I want to know, but I’m suddenly terrified of what she could say. What message could she want to give me that would make the Elders grant her permission to do this now, when they’ve always refused before? I wouldn’t say they’re known for their fairness and it usually takes the extreme to make them agree to something they don’t want to agree too. Prue’s always been good at arguing her point though, and she rarely gives in, so maybe I shouldn’t be this surprised that she eventually wore them down.
My panic levels rise, despite my best intentions and I open my mouth to say … well, probably to babble until she stops me. Only she’s looking up now and there are tears gathering in the corners of her eyes, a slight sheen blanketing the blue, and her smile is the one I always strived to be rewarded with in my younger days.

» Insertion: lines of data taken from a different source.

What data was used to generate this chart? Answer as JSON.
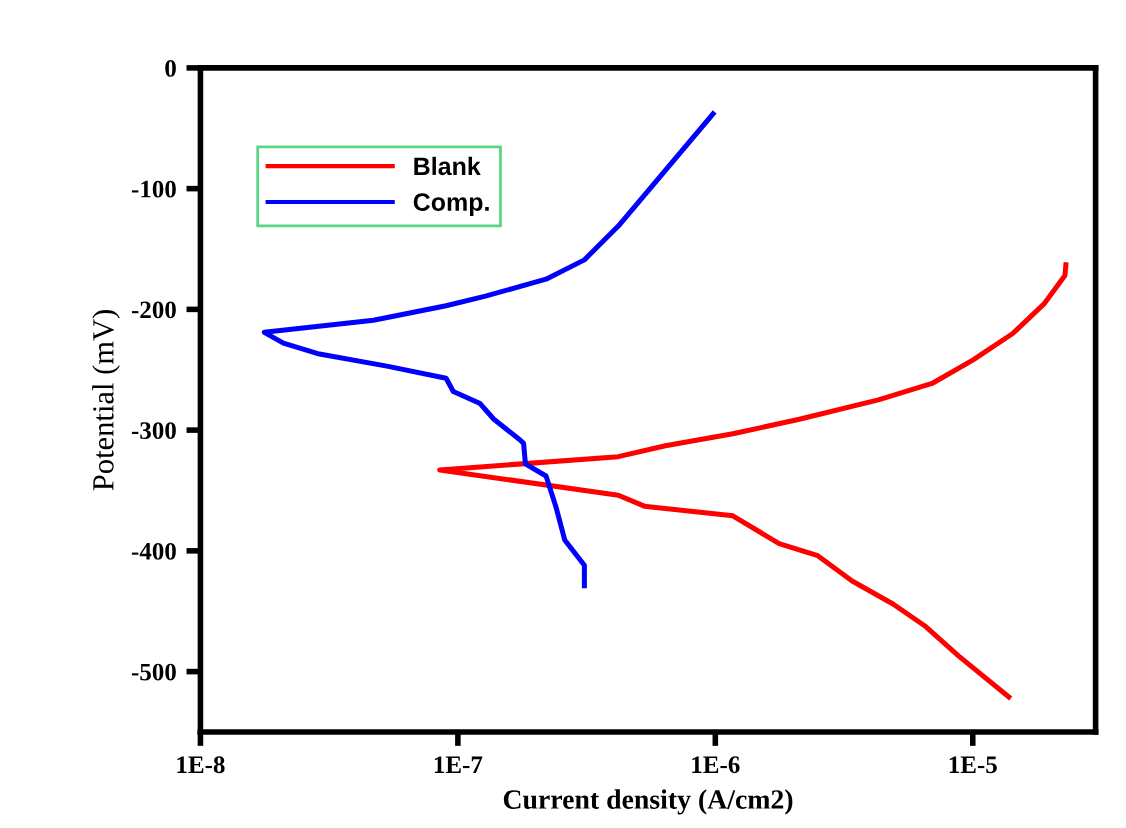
{
  "chart_data": {
    "type": "line",
    "xlabel": "Current density (A/cm2)",
    "ylabel": "Potential (mV)",
    "log": "x",
    "xlim": [
      1e-08,
      3e-05
    ],
    "ylim": [
      -550,
      0
    ],
    "xticks": [
      {
        "value": 1e-08,
        "label": "1E-8"
      },
      {
        "value": 1e-07,
        "label": "1E-7"
      },
      {
        "value": 1e-06,
        "label": "1E-6"
      },
      {
        "value": 1e-05,
        "label": "1E-5"
      }
    ],
    "yticks": [
      0,
      -100,
      -200,
      -300,
      -400,
      -500
    ],
    "grid": false,
    "legend": "top left",
    "line_style": "solid",
    "marker": "none",
    "series": [
      {
        "name": "Blank",
        "color": "#ff0000",
        "x": [
          2.3e-05,
          2.28e-05,
          1.9e-05,
          1.43e-05,
          1e-05,
          7e-06,
          4.3e-06,
          2.12e-06,
          1.17e-06,
          6.4e-07,
          4.2e-07,
          8.5e-08,
          4.2e-07,
          5.3e-07,
          1.17e-06,
          1.77e-06,
          2.5e-06,
          3.4e-06,
          4.9e-06,
          6.5e-06,
          8.8e-06,
          1.38e-05
        ],
        "values": [
          -163,
          -172,
          -195,
          -220,
          -242,
          -261,
          -275,
          -291,
          -303,
          -313,
          -322,
          -333,
          -354,
          -363,
          -371,
          -394,
          -404,
          -425,
          -444,
          -462,
          -487,
          -521
        ]
      },
      {
        "name": "Comp.",
        "color": "#0000ff",
        "x": [
          9.8e-07,
          4.2e-07,
          3.1e-07,
          2.2e-07,
          1.28e-07,
          9e-08,
          4.7e-08,
          1.77e-08,
          2.1e-08,
          2.9e-08,
          5.3e-08,
          9e-08,
          9.6e-08,
          1.22e-07,
          1.38e-07,
          1.74e-07,
          1.8e-07,
          1.83e-07,
          2.2e-07,
          2.4e-07,
          2.6e-07,
          3.1e-07,
          3.1e-07
        ],
        "values": [
          -38,
          -131,
          -159,
          -175,
          -189,
          -197,
          -209,
          -219,
          -228,
          -237,
          -247,
          -257,
          -268,
          -278,
          -291,
          -308,
          -311,
          -328,
          -338,
          -363,
          -391,
          -412,
          -429
        ]
      }
    ]
  }
}
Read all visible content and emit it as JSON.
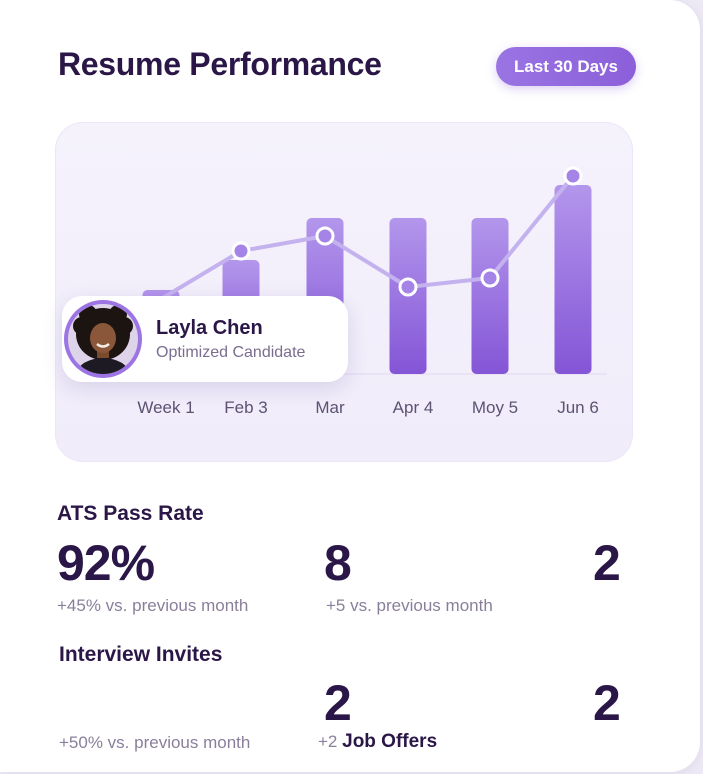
{
  "header": {
    "title": "Resume Performance",
    "range_label": "Last 30 Days"
  },
  "colors": {
    "accent": "#8b5fd9",
    "bar": "#9d79e4",
    "line": "#c4b2ef",
    "text_dark": "#2a1747",
    "text_muted": "#8a7f9b"
  },
  "chart_data": {
    "type": "bar",
    "categories": [
      "Week 1",
      "Feb 3",
      "Mar",
      "Apr 4",
      "Moy 5",
      "Jun 6"
    ],
    "series": [
      {
        "type": "bar",
        "values": [
          28,
          38,
          52,
          52,
          52,
          63
        ]
      },
      {
        "type": "line",
        "values": [
          25,
          41,
          46,
          29,
          32,
          66
        ]
      }
    ],
    "ylim": [
      0,
      80
    ],
    "grid": false
  },
  "profile": {
    "name": "Layla Chen",
    "role": "Optimized Candidate",
    "avatar_icon": "avatar-photo"
  },
  "stats": {
    "ats": {
      "label": "ATS Pass Rate",
      "value": "92%",
      "sub": "+45% vs. previous month"
    },
    "middle_top": {
      "value": "8",
      "sub": "+5 vs. previous month"
    },
    "right_top": {
      "value": "2"
    },
    "interviews": {
      "label": "Interview Invites",
      "sub": "+50% vs. previous month"
    },
    "middle_bottom": {
      "value": "2",
      "sub_prefix": "+2",
      "sub_bold": "Job Offers"
    },
    "right_bottom": {
      "value": "2"
    }
  }
}
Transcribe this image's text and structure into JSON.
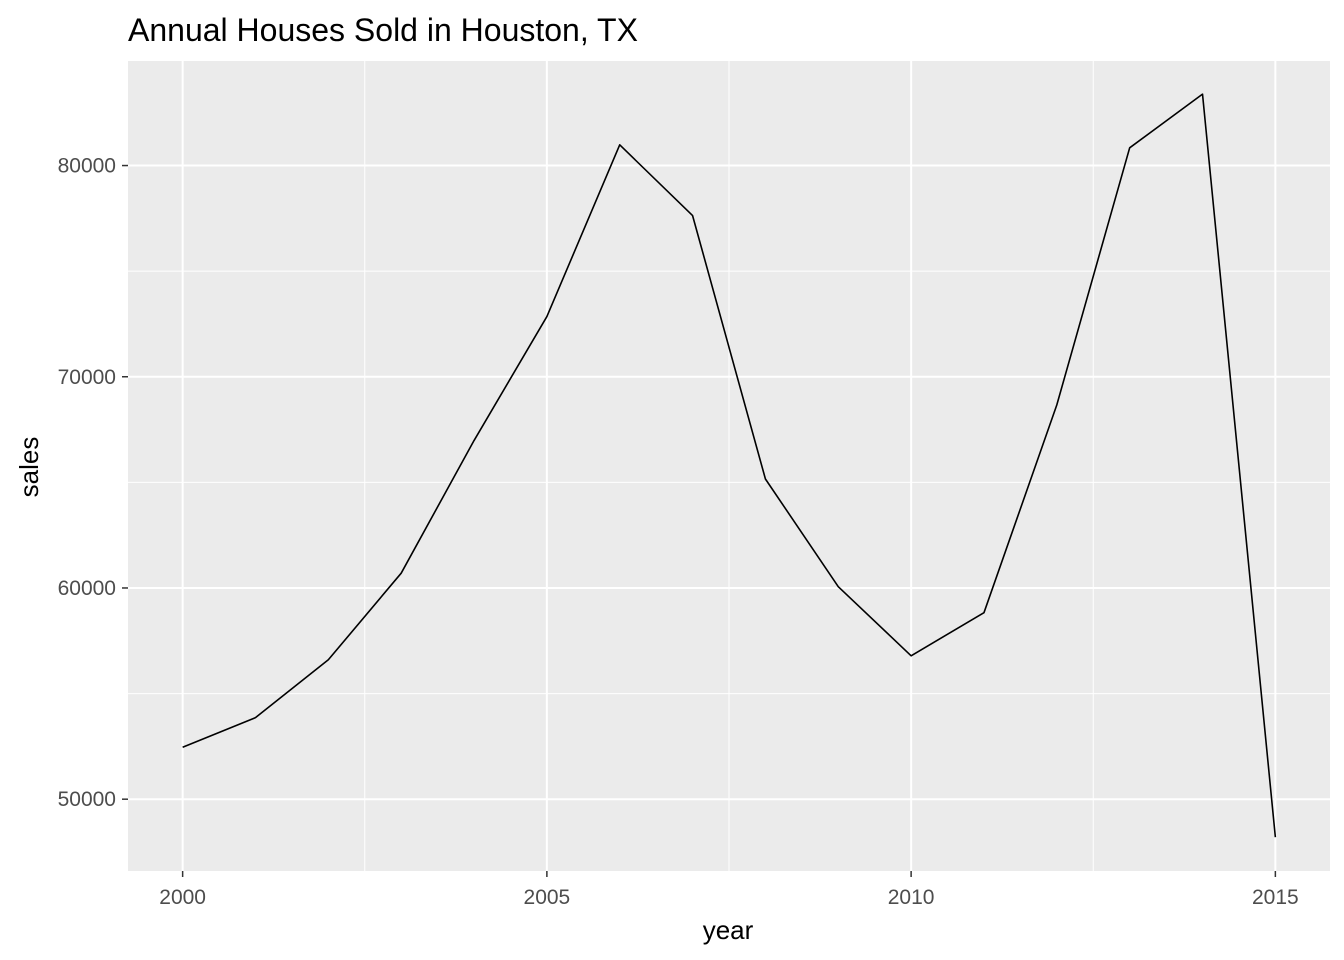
{
  "chart_data": {
    "type": "line",
    "title": "Annual Houses Sold in Houston, TX",
    "xlabel": "year",
    "ylabel": "sales",
    "x": [
      2000,
      2001,
      2002,
      2003,
      2004,
      2005,
      2006,
      2007,
      2008,
      2009,
      2010,
      2011,
      2012,
      2013,
      2014,
      2015
    ],
    "series": [
      {
        "values": [
          52460,
          53860,
          56600,
          60700,
          66980,
          72850,
          80980,
          77630,
          65160,
          60060,
          56790,
          58830,
          68670,
          80840,
          83380,
          48200
        ]
      }
    ],
    "xlim": [
      1999.25,
      2015.75
    ],
    "ylim": [
      46600,
      84950
    ],
    "x_ticks": [
      2000,
      2005,
      2010,
      2015
    ],
    "x_tick_labels": [
      "2000",
      "2005",
      "2010",
      "2015"
    ],
    "y_ticks": [
      50000,
      60000,
      70000,
      80000
    ],
    "y_tick_labels": [
      "50000",
      "60000",
      "70000",
      "80000"
    ],
    "grid": true,
    "line_color": "#000000",
    "panel_background": "#ebebeb",
    "grid_color": "#ffffff"
  }
}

I know suddenly, with a little sister’s instinct, what she’s going to say and I’m already sniffling when she whispers the words.
“That… I’m so proud of you, Piper.”
It means more coming from her than from Grams or even Mom. She’s proud of me, she thinks I’ve done a good job taking over as the eldest sister, a job only she truly understands with me. Phoebe can’t and neither can Paige. All those nights I screamed silently for Prue to come back and take the job away from me, because I believed with my entire heart and soul I couldn’t do it anymore, were worth it. She just made it worth it.
Prue’s proud of me, and it shatters the last of my resolve not to cry.